Because of teaching, blogging and activism, I also met many wonderful people who I am now proud to call friends. The elite bubble I had earlier associated with slipped away into oblivion and there’s no going back. There’s no going back to a culture that I personally find toxic. Most of the elite I know have a sense of entitlement that makes them supremely unsympathetic to the horrific world around them. I have heard them make statements so callous that they have left me wounded. They judge me based on how much money I’m making and most have told me, to my face, that teaching is noble but not enough. They cannot comprehend that the pursuit for money is not something everyone aspires to and they judge those who don’t. They don’t understand any perspectives other than their own, and as a result, I find that culture toxic and intolerant.
Another form of support in my life other than my doctors and family are many other bipolar people around me. I’ve been active on bipolar forums and support groups for many years now and they have served as an incredible form of strength. Therapy, along with medication, is crucial for recovery but doctors can’t always be available, nor is it feasible to rely on just one doctor alone. Support groups are a form of group therapy and we provide each other with a lot of motivation. We keep each other going through the hard days and we all provide support, without judgement, because we can truly understand unlike those who have never experienced severe mood shifts.
I teach critical thinking and believe in constant self-reflection which most people in this country resist. We don’t admit our wrongs. Instead we point fingers and blame others. I honestly feel we suffer from a collective psychosis and if you have mental health issues, this attitude is dangerous. It is dangerous because the process of recovery and learning to cope in this world necessarily requires self reflection and being forced to confront your mistakes. Unless you can do that, you cannot get better. It’s easy to convince ourselves that we aren’t the problem. I know. I’ve been there. But that state of mind, when one is nothing but just a victim, is counterproductive and doesn’t lead to any healing. Instead it only leads to pain, bitterness and anger.
I turn a blind eye to those who judge me for who I am. Years of teaching, writing and part time activism have made me a thick skinned and strong woman who knows her strengths. I’ve also made the effort to study my illness, to understand it, to do what I need to in order to stay functional and happy such as avoiding all triggers. I decline late nights, no matter what, because unlike others, I need a full eight hours of sleep. Those who love me truly understand and do not mind my absence. Without restful sleep, my day is ruined and there’s a danger I will have an episode.

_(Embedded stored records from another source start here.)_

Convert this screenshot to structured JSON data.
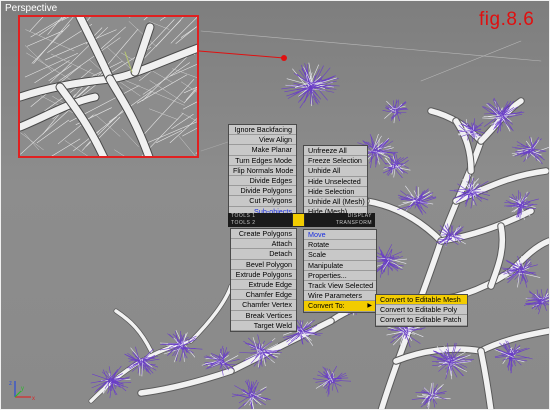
{
  "viewport": {
    "label": "Perspective",
    "figure_label": "fig.8.6"
  },
  "axis": {
    "x": "x",
    "y": "y",
    "z": "z"
  },
  "quad_menu": {
    "tools1_header": "TOOLS 1",
    "display_header": "DISPLAY",
    "tools2_header": "TOOLS 2",
    "transform_header": "TRANSFORM",
    "top_left_items": [
      "Ignore Backfacing",
      "View Align",
      "Make Planar",
      "Turn Edges Mode",
      "Flip Normals Mode",
      "Divide Edges",
      "Divide Polygons",
      "Cut Polygons",
      "Sub-objects"
    ],
    "top_right_items": [
      "Unfreeze All",
      "Freeze Selection",
      "Unhide All",
      "Hide Unselected",
      "Hide Selection",
      "Unhide All (Mesh)",
      "Hide (Mesh)"
    ],
    "bottom_left_items": [
      "Create Polygons",
      "Attach",
      "Detach",
      "Bevel Polygon",
      "Extrude Polygons",
      "Extrude Edge",
      "Chamfer Edge",
      "Chamfer Vertex",
      "Break Vertices",
      "Target Weld"
    ],
    "bottom_right_items": [
      "Move",
      "Rotate",
      "Scale",
      "Manipulate",
      "Properties...",
      "Track View Selected",
      "Wire Parameters",
      "Convert To:"
    ],
    "convert_submenu": [
      "Convert to Editable Mesh",
      "Convert to Editable Poly",
      "Convert to Editable Patch"
    ]
  },
  "colors": {
    "highlight": "#f2cc00",
    "menu_bg": "#c8c8c8",
    "foliage": "#6a3ec8",
    "branch": "#f2f2f2",
    "callout": "#e01010"
  }
}
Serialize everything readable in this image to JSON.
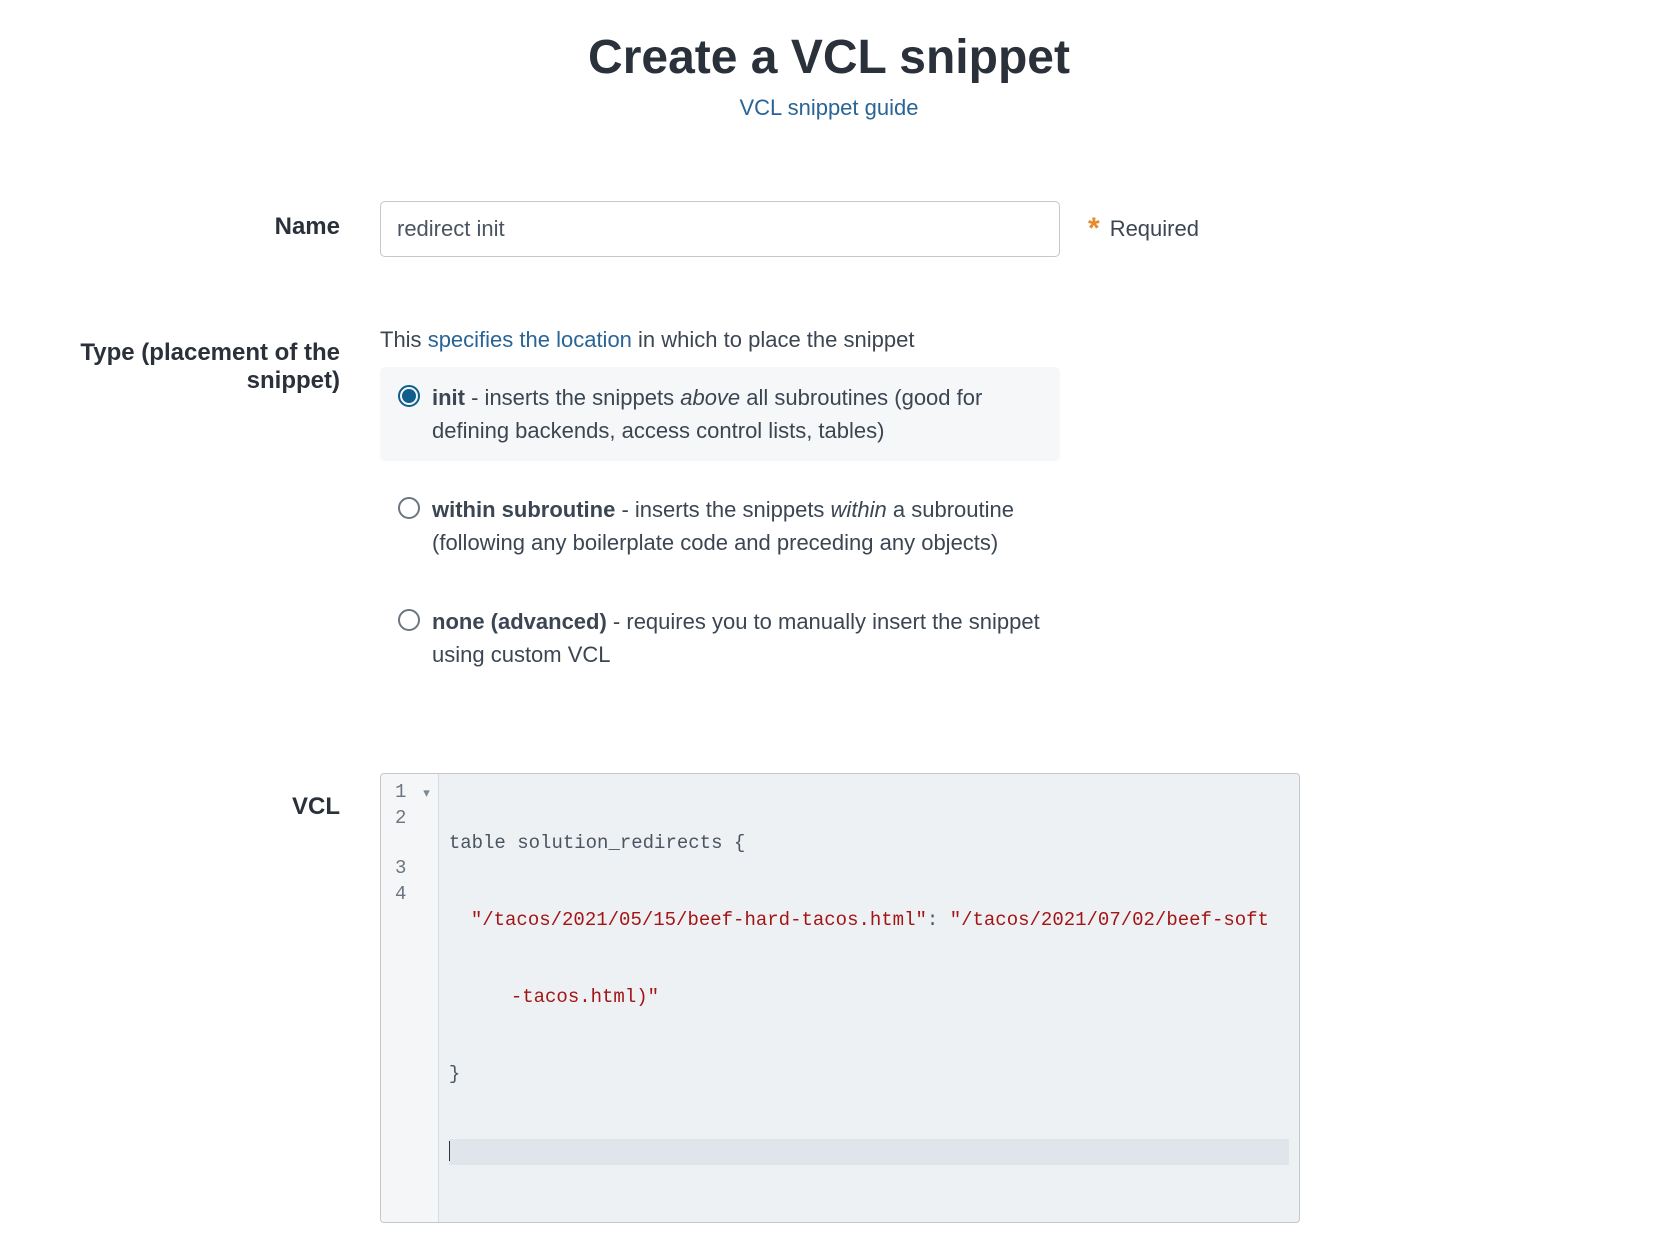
{
  "header": {
    "title": "Create a VCL snippet",
    "guide_link": "VCL snippet guide"
  },
  "name": {
    "label": "Name",
    "value": "redirect init",
    "required_marker": "*",
    "required_text": "Required"
  },
  "type": {
    "label": "Type (placement of the snippet)",
    "intro_prefix": "This ",
    "intro_link": "specifies the location",
    "intro_suffix": " in which to place the snippet",
    "options": [
      {
        "name": "init",
        "desc_before": " - inserts the snippets ",
        "desc_em": "above",
        "desc_after": " all subroutines (good for defining backends, access control lists, tables)",
        "selected": true
      },
      {
        "name": "within subroutine",
        "desc_before": " - inserts the snippets ",
        "desc_em": "within",
        "desc_after": " a subroutine (following any boilerplate code and preceding any objects)",
        "selected": false
      },
      {
        "name": "none (advanced)",
        "desc_before": " - requires you to manually insert the snippet using custom VCL",
        "desc_em": "",
        "desc_after": "",
        "selected": false
      }
    ]
  },
  "vcl": {
    "label": "VCL",
    "gutter": [
      "1",
      "2",
      "3",
      "4"
    ],
    "code": {
      "line1_kw": "table",
      "line1_id": "solution_redirects",
      "line1_brace": "{",
      "line2_key": "\"/tacos/2021/05/15/beef-hard-tacos.html\"",
      "line2_colon": ": ",
      "line2_val_a": "\"/tacos/2021/07/02/beef-soft",
      "line2_val_b": "-tacos.html)\"",
      "line3_brace": "}"
    }
  }
}
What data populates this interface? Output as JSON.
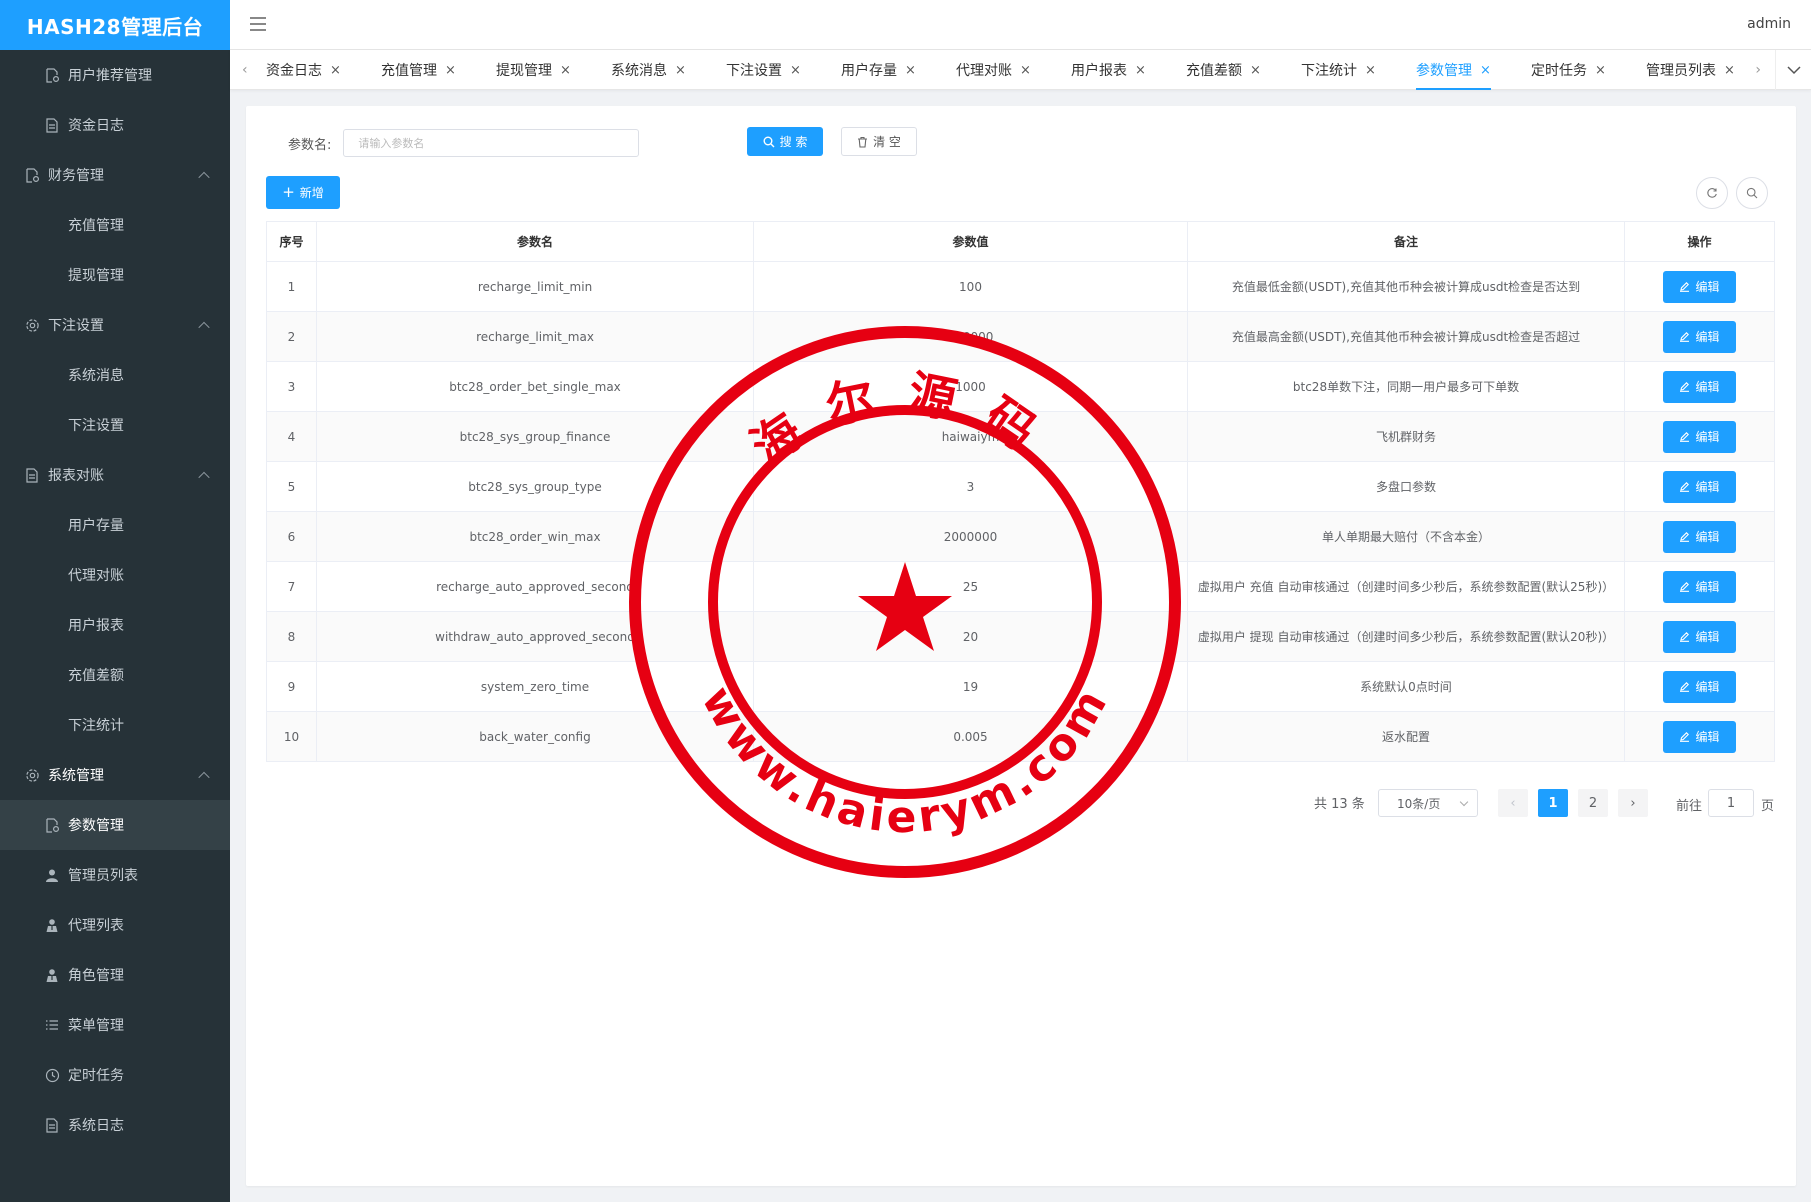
{
  "app": {
    "title": "HASH28管理后台",
    "user": "admin"
  },
  "sidebar": {
    "items": [
      {
        "label": "用户推荐管理",
        "icon": "document-gear-icon",
        "type": "sub"
      },
      {
        "label": "资金日志",
        "icon": "document-icon",
        "type": "sub"
      },
      {
        "label": "财务管理",
        "icon": "document-gear-icon",
        "type": "group"
      },
      {
        "label": "充值管理",
        "type": "sub"
      },
      {
        "label": "提现管理",
        "type": "sub"
      },
      {
        "label": "下注设置",
        "icon": "gear-icon",
        "type": "group"
      },
      {
        "label": "系统消息",
        "type": "sub"
      },
      {
        "label": "下注设置",
        "type": "sub"
      },
      {
        "label": "报表对账",
        "icon": "document-icon",
        "type": "group"
      },
      {
        "label": "用户存量",
        "type": "sub"
      },
      {
        "label": "代理对账",
        "type": "sub"
      },
      {
        "label": "用户报表",
        "type": "sub"
      },
      {
        "label": "充值差额",
        "type": "sub"
      },
      {
        "label": "下注统计",
        "type": "sub"
      },
      {
        "label": "系统管理",
        "icon": "gear-icon",
        "type": "group"
      },
      {
        "label": "参数管理",
        "icon": "document-gear-icon",
        "type": "sub",
        "active": true
      },
      {
        "label": "管理员列表",
        "icon": "user-icon",
        "type": "sub"
      },
      {
        "label": "代理列表",
        "icon": "agent-icon",
        "type": "sub"
      },
      {
        "label": "角色管理",
        "icon": "agent-icon",
        "type": "sub"
      },
      {
        "label": "菜单管理",
        "icon": "list-icon",
        "type": "sub"
      },
      {
        "label": "定时任务",
        "icon": "clock-icon",
        "type": "sub"
      },
      {
        "label": "系统日志",
        "icon": "document-icon",
        "type": "sub"
      }
    ]
  },
  "tabs": [
    {
      "label": "资金日志"
    },
    {
      "label": "充值管理"
    },
    {
      "label": "提现管理"
    },
    {
      "label": "系统消息"
    },
    {
      "label": "下注设置"
    },
    {
      "label": "用户存量"
    },
    {
      "label": "代理对账"
    },
    {
      "label": "用户报表"
    },
    {
      "label": "充值差额"
    },
    {
      "label": "下注统计"
    },
    {
      "label": "参数管理",
      "active": true
    },
    {
      "label": "定时任务"
    },
    {
      "label": "管理员列表"
    }
  ],
  "search": {
    "label": "参数名:",
    "placeholder": "请输入参数名",
    "search_label": "搜 索",
    "clear_label": "清 空"
  },
  "toolbar": {
    "add_label": "新增"
  },
  "table": {
    "headers": [
      "序号",
      "参数名",
      "参数值",
      "备注",
      "操作"
    ],
    "edit_label": "编辑",
    "rows": [
      {
        "no": "1",
        "name": "recharge_limit_min",
        "value": "100",
        "remark": "充值最低金额(USDT),充值其他币种会被计算成usdt检查是否达到"
      },
      {
        "no": "2",
        "name": "recharge_limit_max",
        "value": "500000",
        "remark": "充值最高金额(USDT),充值其他币种会被计算成usdt检查是否超过"
      },
      {
        "no": "3",
        "name": "btc28_order_bet_single_max",
        "value": "1000",
        "remark": "btc28单数下注，同期一用户最多可下单数"
      },
      {
        "no": "4",
        "name": "btc28_sys_group_finance",
        "value": "haiwaiym",
        "remark": "飞机群财务"
      },
      {
        "no": "5",
        "name": "btc28_sys_group_type",
        "value": "3",
        "remark": "多盘口参数"
      },
      {
        "no": "6",
        "name": "btc28_order_win_max",
        "value": "2000000",
        "remark": "单人单期最大赔付（不含本金）"
      },
      {
        "no": "7",
        "name": "recharge_auto_approved_second",
        "value": "25",
        "remark": "虚拟用户 充值 自动审核通过（创建时间多少秒后，系统参数配置(默认25秒)）"
      },
      {
        "no": "8",
        "name": "withdraw_auto_approved_second",
        "value": "20",
        "remark": "虚拟用户 提现 自动审核通过（创建时间多少秒后，系统参数配置(默认20秒)）"
      },
      {
        "no": "9",
        "name": "system_zero_time",
        "value": "19",
        "remark": "系统默认0点时间"
      },
      {
        "no": "10",
        "name": "back_water_config",
        "value": "0.005",
        "remark": "返水配置"
      }
    ]
  },
  "pagination": {
    "total": "共 13 条",
    "page_size": "10条/页",
    "pages": [
      "1",
      "2"
    ],
    "goto_label": "前往",
    "goto_value": "1",
    "unit": "页"
  },
  "watermark": {
    "top_text": "海尔源码",
    "bottom_text": "www.haierym.com",
    "color": "#e60012"
  },
  "colors": {
    "primary": "#1e9fff",
    "sidebar": "#263238",
    "stamp": "#e60012"
  }
}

These days I only work part time. I no longer associate with any schools and quite easily gave up a very prestigious teaching position because it was making me miserable. I now work when I can and when I can’t; I do not have to medicate myself into a stupor just to function. I’ve learnt to value and crave stability over financial gain or societal approval. It honestly doesn’t mean much without happiness. Sadly, I still see so many bipolar people stuck in this vicious trap, miserable and in immense pain. As a success story, I’m hoping this inspires them to become pro active and take their life into their own hands. If I can do it, anyone can.